I have heard parents quote this passage from memory at the funeral of their teenage son. I have heard it sobbed out in faith, through tears by a husband and wife whose baby died in the delivery room.

There is no greater loss than this and no greater crisis to be faced in your marriage.

Whether it is the loss of a child, or the inability to have a child, or the spiritual death and apostasy of a child, or whether it is the loss of health, the loss of a job or the death of a dream—sooner or later the crisis of loss must be faced in your marriage.

When it comes, don’t turn on one another. Don’t blame one another and don’t pull back from one another. Come together. Find comfort and shelter in one another.

This is what friendship is for! This is what marriage is for, most of all!

though a man might prevail against one who is alone, two will withstand him—a threefold cord is not quickly broken. (Ecclesiastes 4:12 ESV)

I love what Matthew Henry says about this verse: “Two together he compares to a threefold cord; for where two are closely joined in holy love and fellowship, Christ will by his Spirit come to them, and make the third.”1

When crisis visits your marriage; when you are assaulted by sin or conflict or change, or children or loss – do not surrender your bonds of holy love and fellowship! Hold on! Hold fast and wait for Christ by his Spirit to come and make the third!

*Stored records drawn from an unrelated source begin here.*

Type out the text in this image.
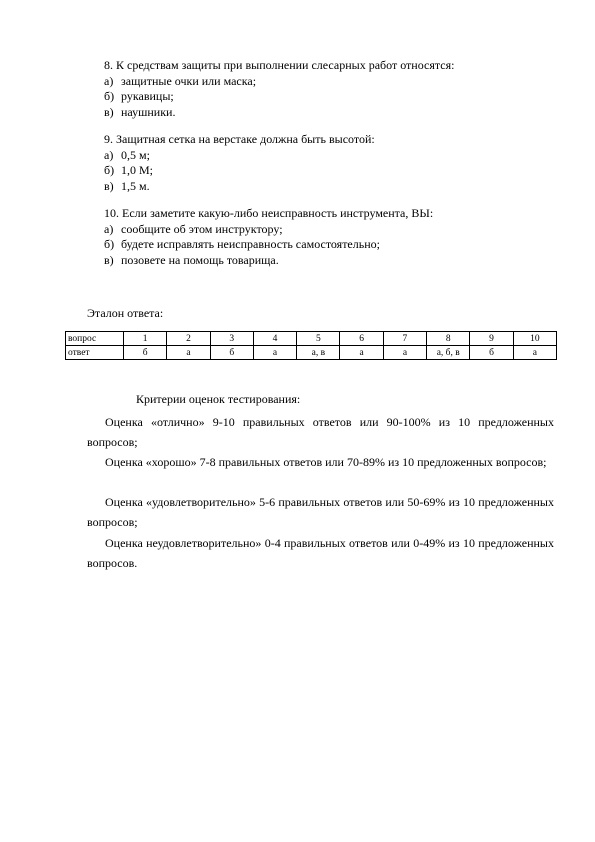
8. К средствам защиты при выполнении слесарных работ относятся:
а) защитные очки или маска;
б) рукавицы;
в) наушники.
9. Защитная сетка на верстаке должна быть высотой:
а) 0,5 м;
б) 1,0 М;
в) 1,5 м.
10. Если заметите какую-либо неисправность инструмента, ВЫ:
а) сообщите об этом инструктору;
б) будете исправлять неисправность самостоятельно;
в) позовете на помощь товарища.
Эталон ответа:
вопрос	1	2	3	4	5	6	7	8	9	10
ответ	б	а	б	а	а, в	а	а	а, б, в	б	а
Критерии оценок тестирования:
Оценка «отлично» 9-10 правильных ответов или 90-100% из 10 предложенных вопросов;
Оценка «хорошо» 7-8 правильных ответов или 70-89% из 10 предложенных вопросов;
Оценка «удовлетворительно» 5-6 правильных ответов или 50-69% из 10 предложенных вопросов;
Оценка неудовлетворительно» 0-4 правильных ответов или 0-49% из 10 предложенных вопросов.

A three-fold cord is not quickly broken. You will endure. You will pass through and by his grace you will give him glory when you reach the other side.

Even still, come Lord Jesus.

SDG

Paul Carter

Full disclosure: I was inspired to turn some of my marriage prep material into an article by the article published by Dave Harvey on June 292017. As you would suspect there is some inevitable overlap. I won’t be offended if you like Dave’s article better; find it here.


1 Matthew Henry, Commentary on the Whole Bible (Unabridged), Accordance electronic ed. (Altamonte Springs: OakTree Software, 2004), paragraph 20110.